The Purdue University chemists have been using mass spectrometers for more than a decade to study chemical reactions in water droplets. Their equipment generates artificial sea spray in the laboratory, mimicking what happens in nature. “The rates of reactions in droplets are anywhere from a hundred to a million times faster than the same chemicals reacting in bulk solution,” Professor Cooks said.
Because these reactions progress so quickly, they make the addition of additional catalysts unnecessary. Occurring in Earth’s oceans billions of years ago, such reactions would have enabled the eventual evolution of primordial life, following a pathway from amino acid to peptide to protein to DNA and beyond.
Speeding the Pace of Evolution and Scientific Discovery
It should be noted that in this particular experiment, mass spectrometry analysis did show that simulated sea spray could create peptides spontaneously. But the sea-spray-induced molecules induced in the Purdue laboratory were exclusively dipeptides, which contain only two amino acids, the minimum number possible in a peptide.

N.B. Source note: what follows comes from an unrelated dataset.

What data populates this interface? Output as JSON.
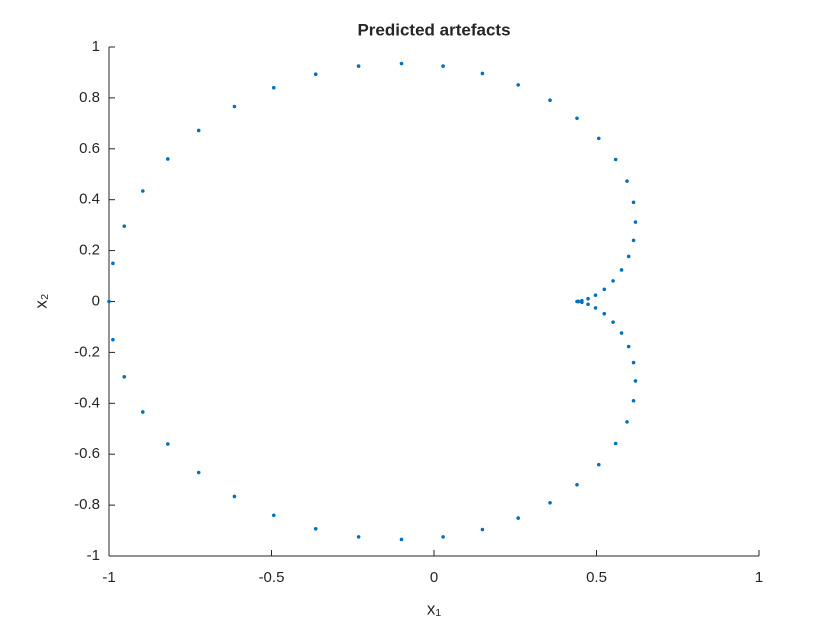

It is assumed that the process of amino acid conglomeration triggered by sea spray in primordial oceans would have generated a more diverse and complex range of peptides than this, as would be required for life to ultimately form. But the Purdue University chemists have found only the most elemental types of peptides in the experiments they’ve performed up to this point.
This experimental result is still remarkable and represents a breakthrough in knowledge about what is possible, versus what is only theoretical. In addition to offering insights on the likely origin of primordial life , the discoveries of the Purdue University scientists may also have medical applications. Fast chemical reactions in simulated sea spray could conceivably be controlled and customized, perhaps to create brand new medications.
“If you walk through an academic campus at night, the buildings with the lights on are where synthetic chemists are working,” Professor Cooks said. “Their experiments are so slow that they run for days or weeks at a time. This isn't necessary, and using droplet chemistry, we have built an apparatus, which is being used at Purdue now, to speed up the synthesis of novel chemicals and potential new drugs.”